Chandrayaan-2: Hope of extracting info from Vikram dims

The orbiter of Chandrayaan-2 has detected Vikram, tilted to a side on the moon due to a hard landing, but it may not be facing the right direction

Bengaluru: The ISRO control room had lost its communication link with Lander Vikram during Chandrayaan-2 just before the planned soft landing on the moon. After almost a week since then, the hope of re-establishing contact with Vikram is gradually diminishing. The ISRO is engaged in a last-ditch attempt to contact Vikram on the lunar surface.

If the lander had succeeded in making a soft landing, the rover would have come out from it and carried out certain experiments on the lunar surface. The lander was designed for a soft landing on the lunar surface. The lifespan of the rover Pragyan enclosed within it is equal to a lunar day, that is 14 days of earth, as explained earlier. Almost a week has passed since the 7 September incident. Now the ISRO has another week left to retrieve data from it.

ISRO said that it would keep trying to contact the lander for 14 days. Despite all the efforts of the scientists of the space agency, communication with Vikram has not been established yet.

However, Chandrayaan-2’s orbiter detected the lander, tilted to a side on the moon surface — after a somersault — due to a hard landing, and sent its thermal image. India’s space scientists are constantly trying to get in touch with the lander, but with every passing day, the probability is lessening. A team in ISRO’s Telemetry, Tracking and Command Network located here is trying to reconnect with the lander.

An ISRO official said, “You can imagine that, with each passing hour, the work is getting more difficult. The energy available in the battery will be running out and there will be nothing left to gain and operate its energy.”

The scientist said, “With every passing minute, the situation is only getting more complicated.
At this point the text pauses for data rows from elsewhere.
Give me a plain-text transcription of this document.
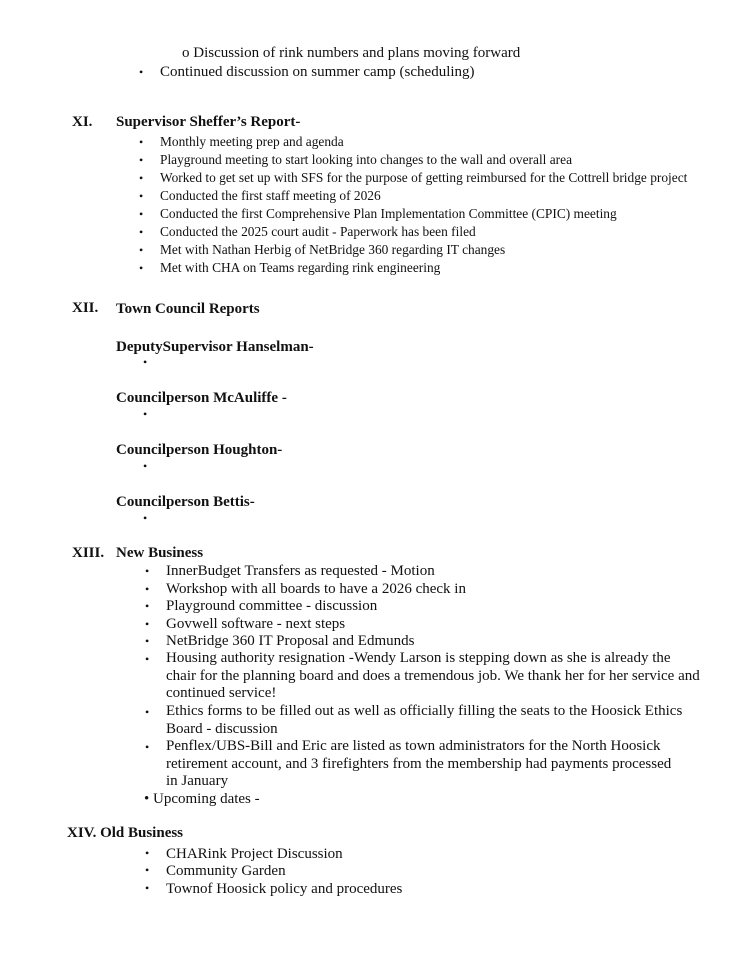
o Discussion of rink numbers and plans moving forward
• Continued discussion on summer camp (scheduling)
XI. Supervisor Sheffer’s Report-
• Monthly meeting prep and agenda
• Playground meeting to start looking into changes to the wall and overall area
• Worked to get set up with SFS for the purpose of getting reimbursed for the Cottrell bridge project
• Conducted the first staff meeting of 2026
• Conducted the first Comprehensive Plan Implementation Committee (CPIC) meeting
• Conducted the 2025 court audit - Paperwork has been filed
• Met with Nathan Herbig of NetBridge 360 regarding IT changes
• Met with CHA on Teams regarding rink engineering
XII. Town Council Reports
DeputySupervisor Hanselman-
•
Councilperson McAuliffe -
•
Councilperson Houghton-
•
Councilperson Bettis-
•
XIII. New Business
• InnerBudget Transfers as requested - Motion
• Workshop with all boards to have a 2026 check in
• Playground committee - discussion
• Govwell software - next steps
• NetBridge 360 IT Proposal and Edmunds
• Housing authority resignation -Wendy Larson is stepping down as she is already the chair for the planning board and does a tremendous job. We thank her for her service and continued service!
• Ethics forms to be filled out as well as officially filling the seats to the Hoosick Ethics Board - discussion
• Penflex/UBS-Bill and Eric are listed as town administrators for the North Hoosick retirement account, and 3 firefighters from the membership had payments processed in January
• Upcoming dates -
XIV. Old Business
• CHARink Project Discussion
• Community Garden
• Townof Hoosick policy and procedures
The possibility of contact with Vikram is becoming less likely.” Asked if there was a little chance of contact being established, the official said it was quite distant.

The official said that in the event of Vikram facing the right direction, it can still generate energy due to solar panels and can charge its batteries again, the chances of which are gradually diminishing.

Another top ISRO official said that Vikram’s hard landing on the lunar surface made it difficult to reconnect to it because it might not be in the direction that it could receive signals from the earth. He also feared damage to the lander due to the shock of hard-landing on the lunar surface.